Predicting Crime Risky Area Using Machine Learning (머신러닝기반 범죄발생 위험지역 예측)

  • HEO, Sun-Young;KIM, Ju-Young;MOON, Tae-Heon
    • Journal of the Korean Association of Geographic Information Studies
    • /
    • v.21 no.4
    • /
    • pp.64-80
    • /
    • 2018
  • In Korea, citizens can only know general information about crime. Thus it is difficult to know how much they are exposed to crime. If the police can predict the crime risky area, it will be possible to cope with the crime efficiently even though insufficient police and enforcement resources. However, there is no prediction system in Korea and the related researches are very much poor.

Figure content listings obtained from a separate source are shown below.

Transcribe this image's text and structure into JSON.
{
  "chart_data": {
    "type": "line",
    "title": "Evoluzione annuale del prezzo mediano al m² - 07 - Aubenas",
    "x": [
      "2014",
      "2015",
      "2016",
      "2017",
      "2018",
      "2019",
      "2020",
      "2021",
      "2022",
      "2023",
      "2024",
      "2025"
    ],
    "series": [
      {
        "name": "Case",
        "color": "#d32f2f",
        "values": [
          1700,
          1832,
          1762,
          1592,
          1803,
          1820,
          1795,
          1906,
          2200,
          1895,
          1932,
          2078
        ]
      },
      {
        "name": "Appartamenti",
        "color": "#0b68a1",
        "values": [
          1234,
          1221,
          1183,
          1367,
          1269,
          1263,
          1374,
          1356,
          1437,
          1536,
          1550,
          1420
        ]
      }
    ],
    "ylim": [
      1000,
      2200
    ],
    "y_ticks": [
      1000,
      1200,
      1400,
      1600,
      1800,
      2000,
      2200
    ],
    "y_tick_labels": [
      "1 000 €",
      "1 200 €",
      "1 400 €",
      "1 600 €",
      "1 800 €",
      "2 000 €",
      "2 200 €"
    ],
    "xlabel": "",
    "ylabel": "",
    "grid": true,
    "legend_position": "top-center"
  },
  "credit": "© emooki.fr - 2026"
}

From these backgrounds, the final goal of this study is to develop an automated crime prediction system. However, for the first step, we build a big data set which consists of local real crime information and urban physical or non-physical data. Then, we developed a crime prediction model through machine learning method. Finally, we assumed several possible scenarios and calculated the probability of crime and visualized the results in a map so as to increase the people's understanding. Among the factors affecting the crime occurrence revealed in previous and case studies, data was processed in the form of a big data for machine learning: real crime information, weather information (temperature, rainfall, wind speed, humidity, sunshine, insolation, snowfall, cloud cover) and local information (average building coverage, average floor area ratio, average building height, number of buildings, average appraised land value, average area of residential building, average number of ground floor). Among the supervised machine learning algorithms, the decision tree model, the random forest model, and the SVM model, which are known to be powerful and accurate in various fields were utilized to construct crime prevention model. As a result, decision tree model with the lowest RMSE was selected as an optimal prediction model. Based on this model, several scenarios were set for theft and violence cases which are the most frequent in the case city J, and the probability of crime was estimated by $250{\times}250m$ grid. As a result, we could find that the high crime risky area is occurring in three patterns in case city J. The probability of crime was divided into three classes and visualized in map by $250{\times}250m$ grid. Finally, we could develop a crime prediction model using machine learning algorithm and visualized the crime risky areas in a map which can recalculate the model and visualize the result simultaneously as time and urban conditions change.